There are three official viewing areas aside from the start near the Historic Boonsboro Inn and the finish line at Springfield Middle School in Williamsport, Maryland: Weverton Cliffs exit (15 miles), Antietam Aqueduct (27.3 miles), and Taylor’s Landing (38.7 miles). It may not be much, but the few face-to-face moments can make a difference to the runner.
“You feel like you’ve been alone in the woods, looking down at your feet, and then you start to hear people cheering in a distance,” says Conochan. “It changes your entire mindset. You regroup and refocus to the next checkpoint.”
Mike Spinnler, the race director since 1993 and a former course record holder, recommends that spectators dress warm and bring layers. Because some of the parking areas and roads are not paved, a four-wheel drive vehicle is preferable, he adds. Once you’re at a viewing area, expect to see hundreds of other spectators.

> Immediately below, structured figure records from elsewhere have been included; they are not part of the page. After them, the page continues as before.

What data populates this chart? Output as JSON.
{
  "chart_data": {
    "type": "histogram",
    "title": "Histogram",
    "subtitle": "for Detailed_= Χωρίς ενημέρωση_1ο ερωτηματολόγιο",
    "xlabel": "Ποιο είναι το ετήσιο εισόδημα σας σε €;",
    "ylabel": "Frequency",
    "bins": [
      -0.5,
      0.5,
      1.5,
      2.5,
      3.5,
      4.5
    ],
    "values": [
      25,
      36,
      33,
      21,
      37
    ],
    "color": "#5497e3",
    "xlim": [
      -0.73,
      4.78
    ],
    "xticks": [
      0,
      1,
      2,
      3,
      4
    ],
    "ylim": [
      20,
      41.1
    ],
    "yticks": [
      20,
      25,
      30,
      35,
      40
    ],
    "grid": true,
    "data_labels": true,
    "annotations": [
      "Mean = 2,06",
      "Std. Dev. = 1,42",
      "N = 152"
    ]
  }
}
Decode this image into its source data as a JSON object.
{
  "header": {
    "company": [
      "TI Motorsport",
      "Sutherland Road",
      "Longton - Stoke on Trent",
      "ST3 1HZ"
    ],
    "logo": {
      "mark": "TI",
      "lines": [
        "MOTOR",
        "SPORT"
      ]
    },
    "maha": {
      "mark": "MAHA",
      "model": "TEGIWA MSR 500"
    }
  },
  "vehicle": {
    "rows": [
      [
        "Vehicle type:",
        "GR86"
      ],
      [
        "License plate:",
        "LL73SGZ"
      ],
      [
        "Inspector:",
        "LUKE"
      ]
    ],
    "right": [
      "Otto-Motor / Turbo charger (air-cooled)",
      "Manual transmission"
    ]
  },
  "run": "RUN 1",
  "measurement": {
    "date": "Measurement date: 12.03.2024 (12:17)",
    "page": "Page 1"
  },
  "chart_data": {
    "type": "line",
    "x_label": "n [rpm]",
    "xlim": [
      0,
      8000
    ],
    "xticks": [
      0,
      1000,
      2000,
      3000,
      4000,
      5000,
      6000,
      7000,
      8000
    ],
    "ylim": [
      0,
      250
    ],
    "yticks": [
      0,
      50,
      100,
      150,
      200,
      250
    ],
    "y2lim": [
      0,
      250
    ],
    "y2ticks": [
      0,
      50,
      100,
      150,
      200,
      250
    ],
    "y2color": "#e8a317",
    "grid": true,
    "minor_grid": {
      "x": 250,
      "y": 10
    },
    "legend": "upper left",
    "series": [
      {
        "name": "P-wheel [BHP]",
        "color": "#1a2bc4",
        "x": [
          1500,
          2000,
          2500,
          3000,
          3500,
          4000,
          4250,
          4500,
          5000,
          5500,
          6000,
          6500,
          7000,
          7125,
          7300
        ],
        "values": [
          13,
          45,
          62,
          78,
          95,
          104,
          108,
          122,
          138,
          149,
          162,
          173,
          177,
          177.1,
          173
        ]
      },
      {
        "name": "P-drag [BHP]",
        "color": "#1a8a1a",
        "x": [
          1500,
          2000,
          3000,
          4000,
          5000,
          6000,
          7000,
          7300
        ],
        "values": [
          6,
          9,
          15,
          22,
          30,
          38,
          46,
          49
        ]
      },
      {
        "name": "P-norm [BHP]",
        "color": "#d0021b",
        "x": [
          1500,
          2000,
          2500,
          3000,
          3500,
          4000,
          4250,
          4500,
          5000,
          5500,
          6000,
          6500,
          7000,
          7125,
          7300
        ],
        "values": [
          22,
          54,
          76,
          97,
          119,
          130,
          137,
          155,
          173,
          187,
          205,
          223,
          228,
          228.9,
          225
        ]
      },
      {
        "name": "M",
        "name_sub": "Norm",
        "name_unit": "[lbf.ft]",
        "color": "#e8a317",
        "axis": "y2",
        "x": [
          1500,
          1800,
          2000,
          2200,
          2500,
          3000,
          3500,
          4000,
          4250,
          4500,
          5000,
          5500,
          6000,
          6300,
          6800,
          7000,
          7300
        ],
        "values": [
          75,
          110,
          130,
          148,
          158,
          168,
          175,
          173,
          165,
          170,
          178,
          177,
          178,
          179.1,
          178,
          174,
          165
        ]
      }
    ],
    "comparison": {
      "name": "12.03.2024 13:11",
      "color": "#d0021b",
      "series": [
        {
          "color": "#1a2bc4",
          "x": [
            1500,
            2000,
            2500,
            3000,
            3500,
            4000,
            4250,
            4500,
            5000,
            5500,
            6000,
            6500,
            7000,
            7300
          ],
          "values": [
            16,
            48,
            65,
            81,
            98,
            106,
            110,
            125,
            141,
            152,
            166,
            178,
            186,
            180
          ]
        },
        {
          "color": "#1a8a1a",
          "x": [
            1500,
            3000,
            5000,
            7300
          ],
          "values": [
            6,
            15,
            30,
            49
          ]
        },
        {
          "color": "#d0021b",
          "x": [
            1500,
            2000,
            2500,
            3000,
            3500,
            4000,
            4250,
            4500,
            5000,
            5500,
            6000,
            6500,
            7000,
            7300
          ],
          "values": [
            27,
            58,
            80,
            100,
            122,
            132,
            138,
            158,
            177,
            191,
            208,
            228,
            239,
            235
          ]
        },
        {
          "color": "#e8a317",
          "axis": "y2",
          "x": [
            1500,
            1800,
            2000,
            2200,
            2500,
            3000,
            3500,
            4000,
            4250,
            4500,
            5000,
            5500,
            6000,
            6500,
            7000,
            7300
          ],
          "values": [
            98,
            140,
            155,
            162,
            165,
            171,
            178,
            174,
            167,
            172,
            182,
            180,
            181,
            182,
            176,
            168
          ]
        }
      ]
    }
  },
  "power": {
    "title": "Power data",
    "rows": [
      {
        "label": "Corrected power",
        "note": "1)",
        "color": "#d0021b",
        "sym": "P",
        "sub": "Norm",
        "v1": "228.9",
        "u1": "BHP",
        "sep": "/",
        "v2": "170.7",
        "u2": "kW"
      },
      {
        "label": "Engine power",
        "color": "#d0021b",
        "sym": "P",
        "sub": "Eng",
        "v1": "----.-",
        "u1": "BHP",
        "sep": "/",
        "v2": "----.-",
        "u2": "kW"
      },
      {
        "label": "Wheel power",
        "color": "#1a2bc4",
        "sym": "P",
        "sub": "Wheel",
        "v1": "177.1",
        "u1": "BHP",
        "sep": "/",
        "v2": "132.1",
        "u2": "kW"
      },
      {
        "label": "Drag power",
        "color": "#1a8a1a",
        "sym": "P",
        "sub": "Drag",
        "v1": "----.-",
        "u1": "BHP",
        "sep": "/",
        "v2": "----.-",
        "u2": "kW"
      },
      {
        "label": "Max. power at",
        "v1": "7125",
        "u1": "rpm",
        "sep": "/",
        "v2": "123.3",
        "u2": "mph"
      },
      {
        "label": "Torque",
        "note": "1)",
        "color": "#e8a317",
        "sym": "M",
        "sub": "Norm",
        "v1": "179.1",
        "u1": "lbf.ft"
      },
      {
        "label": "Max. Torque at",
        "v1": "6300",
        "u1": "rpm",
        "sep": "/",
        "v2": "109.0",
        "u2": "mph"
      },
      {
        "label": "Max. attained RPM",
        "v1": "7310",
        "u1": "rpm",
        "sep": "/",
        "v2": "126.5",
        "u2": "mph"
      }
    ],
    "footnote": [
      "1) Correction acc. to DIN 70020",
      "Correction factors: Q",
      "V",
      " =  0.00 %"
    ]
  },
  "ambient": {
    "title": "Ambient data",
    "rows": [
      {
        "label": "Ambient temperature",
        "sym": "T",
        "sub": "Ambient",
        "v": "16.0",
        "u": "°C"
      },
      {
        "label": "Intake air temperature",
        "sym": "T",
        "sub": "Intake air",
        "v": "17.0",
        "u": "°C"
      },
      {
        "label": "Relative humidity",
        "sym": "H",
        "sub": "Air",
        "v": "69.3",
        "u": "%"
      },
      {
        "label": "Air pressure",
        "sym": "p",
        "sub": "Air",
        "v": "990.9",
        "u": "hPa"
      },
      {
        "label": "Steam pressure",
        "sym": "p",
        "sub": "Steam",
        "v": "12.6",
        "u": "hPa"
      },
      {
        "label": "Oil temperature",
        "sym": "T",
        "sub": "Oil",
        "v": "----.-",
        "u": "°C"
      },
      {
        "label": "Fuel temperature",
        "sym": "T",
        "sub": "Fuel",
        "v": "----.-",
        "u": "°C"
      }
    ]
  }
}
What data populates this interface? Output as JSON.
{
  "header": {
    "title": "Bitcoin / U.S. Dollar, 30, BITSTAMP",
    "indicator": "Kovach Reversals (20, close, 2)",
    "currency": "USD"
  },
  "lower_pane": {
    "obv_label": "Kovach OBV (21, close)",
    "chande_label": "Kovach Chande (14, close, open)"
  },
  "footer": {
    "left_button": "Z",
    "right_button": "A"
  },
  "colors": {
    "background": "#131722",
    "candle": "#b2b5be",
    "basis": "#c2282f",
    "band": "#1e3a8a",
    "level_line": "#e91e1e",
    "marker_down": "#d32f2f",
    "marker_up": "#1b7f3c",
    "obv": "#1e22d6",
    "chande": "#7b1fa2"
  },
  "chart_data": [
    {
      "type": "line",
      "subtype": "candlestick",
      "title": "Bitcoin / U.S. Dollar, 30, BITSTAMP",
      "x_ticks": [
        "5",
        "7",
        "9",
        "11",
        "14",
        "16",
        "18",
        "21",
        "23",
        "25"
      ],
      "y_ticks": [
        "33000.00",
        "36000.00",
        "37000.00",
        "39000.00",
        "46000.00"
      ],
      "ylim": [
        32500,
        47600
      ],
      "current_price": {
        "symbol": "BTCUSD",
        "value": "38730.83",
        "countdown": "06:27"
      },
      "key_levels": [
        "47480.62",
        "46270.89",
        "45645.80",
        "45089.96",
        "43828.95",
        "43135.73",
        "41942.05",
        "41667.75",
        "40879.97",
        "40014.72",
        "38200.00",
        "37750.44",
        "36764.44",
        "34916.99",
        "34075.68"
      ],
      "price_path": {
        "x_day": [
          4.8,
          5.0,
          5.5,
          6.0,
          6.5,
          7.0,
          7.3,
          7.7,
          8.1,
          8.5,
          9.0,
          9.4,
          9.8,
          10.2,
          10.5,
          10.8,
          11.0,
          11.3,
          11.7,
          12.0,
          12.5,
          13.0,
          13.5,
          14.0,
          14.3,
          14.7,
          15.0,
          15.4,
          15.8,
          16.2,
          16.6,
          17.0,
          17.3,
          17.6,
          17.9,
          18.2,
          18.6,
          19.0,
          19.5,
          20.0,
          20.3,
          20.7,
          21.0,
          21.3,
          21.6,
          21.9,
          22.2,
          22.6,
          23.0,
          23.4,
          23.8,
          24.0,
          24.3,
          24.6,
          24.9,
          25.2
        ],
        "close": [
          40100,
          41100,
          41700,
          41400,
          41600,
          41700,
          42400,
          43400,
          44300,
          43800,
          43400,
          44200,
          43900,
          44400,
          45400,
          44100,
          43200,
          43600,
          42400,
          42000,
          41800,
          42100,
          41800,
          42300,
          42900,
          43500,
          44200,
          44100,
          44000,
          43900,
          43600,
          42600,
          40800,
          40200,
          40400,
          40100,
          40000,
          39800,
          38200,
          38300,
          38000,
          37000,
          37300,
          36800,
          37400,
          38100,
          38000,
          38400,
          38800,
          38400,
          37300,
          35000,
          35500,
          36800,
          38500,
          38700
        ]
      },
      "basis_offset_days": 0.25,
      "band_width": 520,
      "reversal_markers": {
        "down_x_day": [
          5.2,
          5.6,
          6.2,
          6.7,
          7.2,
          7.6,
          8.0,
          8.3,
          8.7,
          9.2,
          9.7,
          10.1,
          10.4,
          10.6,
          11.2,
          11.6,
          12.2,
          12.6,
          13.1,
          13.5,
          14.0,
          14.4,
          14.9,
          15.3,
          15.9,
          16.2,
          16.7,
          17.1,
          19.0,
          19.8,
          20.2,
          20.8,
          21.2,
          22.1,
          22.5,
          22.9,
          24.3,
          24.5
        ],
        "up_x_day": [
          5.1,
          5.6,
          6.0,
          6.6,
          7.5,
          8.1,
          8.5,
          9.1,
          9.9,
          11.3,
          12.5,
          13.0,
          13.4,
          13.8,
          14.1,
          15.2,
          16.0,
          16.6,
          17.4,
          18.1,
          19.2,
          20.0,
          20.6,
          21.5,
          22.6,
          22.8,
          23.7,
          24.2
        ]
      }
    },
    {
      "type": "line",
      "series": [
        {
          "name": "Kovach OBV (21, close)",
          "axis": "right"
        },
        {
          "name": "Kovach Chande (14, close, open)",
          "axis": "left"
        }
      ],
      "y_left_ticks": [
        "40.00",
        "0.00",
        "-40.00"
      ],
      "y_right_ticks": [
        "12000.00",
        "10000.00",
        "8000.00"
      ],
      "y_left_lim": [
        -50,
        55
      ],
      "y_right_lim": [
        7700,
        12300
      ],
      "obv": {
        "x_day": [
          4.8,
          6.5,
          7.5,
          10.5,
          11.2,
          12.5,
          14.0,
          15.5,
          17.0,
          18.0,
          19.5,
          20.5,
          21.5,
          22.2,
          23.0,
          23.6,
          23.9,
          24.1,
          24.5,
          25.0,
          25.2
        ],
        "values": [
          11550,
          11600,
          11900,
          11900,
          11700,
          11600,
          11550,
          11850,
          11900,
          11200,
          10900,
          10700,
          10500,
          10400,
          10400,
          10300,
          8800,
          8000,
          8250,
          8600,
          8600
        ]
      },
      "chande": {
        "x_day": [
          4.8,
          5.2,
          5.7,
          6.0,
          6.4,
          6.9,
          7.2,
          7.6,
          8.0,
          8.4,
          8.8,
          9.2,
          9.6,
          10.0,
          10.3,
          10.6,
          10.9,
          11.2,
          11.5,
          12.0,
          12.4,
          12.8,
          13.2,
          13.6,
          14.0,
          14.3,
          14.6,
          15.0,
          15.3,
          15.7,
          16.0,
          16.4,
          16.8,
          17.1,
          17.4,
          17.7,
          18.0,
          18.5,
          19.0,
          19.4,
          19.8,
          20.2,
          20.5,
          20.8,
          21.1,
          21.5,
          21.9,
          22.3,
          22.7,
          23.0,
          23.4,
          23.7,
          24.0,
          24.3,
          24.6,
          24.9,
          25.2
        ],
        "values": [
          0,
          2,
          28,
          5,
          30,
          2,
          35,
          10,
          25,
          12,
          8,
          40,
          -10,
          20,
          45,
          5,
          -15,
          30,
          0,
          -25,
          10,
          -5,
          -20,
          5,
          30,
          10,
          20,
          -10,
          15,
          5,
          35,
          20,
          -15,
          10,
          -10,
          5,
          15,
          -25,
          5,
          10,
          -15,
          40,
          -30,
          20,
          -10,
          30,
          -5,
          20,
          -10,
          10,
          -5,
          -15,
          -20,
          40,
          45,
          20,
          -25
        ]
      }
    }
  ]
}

According to Spinnler, there are generally two spectators for every runner on the course. This year, 494 of the 1,152 registered runners are from D.C., Maryland, or Virginia. (Twenty eight runners are from the District.)
“It’s like a rolling Woodstock celebration, an athletic Woodstock,” he says.
The time between watching at the viewing areas is a great opportunity to explore local shops, Bard says. Among the places he recommends are Ed’s Country Bakery in Frederick, Maryland, (“They make amazing doughnuts,” he says), Distillery Lane Ciderworks in Jefferson, Maryland, and Spriggs Delight Farm Artisan Goat Cheese for its goat cheese fudge. It’s also a good time to stop and appreciate the history of places like the Antietam battle ground, and look at the picturesque views of the rural countryside.
“It’s very Instagram-able,” says Bard. “People who want to do it for the ‘gram will find a lot out there.”
But most importantly, patience is key to spectating an ultramarathon, according to Bard and Spinnler. These races are often a full-day event. Conochan finished in 129th place overall last year in a time of 8 hours, 51 minutes, and 37.9 seconds. Once you’re there, find a way to relax and hang out, bring some books to read, go meet other spectators, and in the end, know that your presence is invaluable to the runners, even if you’ll only get to see them for a few minutes (or even seconds) throughout the day.
“It’s a really fun day. It sounds like a terrible time, but it really is fun if you plan it out right,” Bard says. “You just have to be patient with stuff … The race is really organized, but they don’t give you a lot of information. You have to figure it out for yourself, and find stuff to do, find stuff to keep yourself from getting bored or frustrated—the same way runners have to pace themselves.”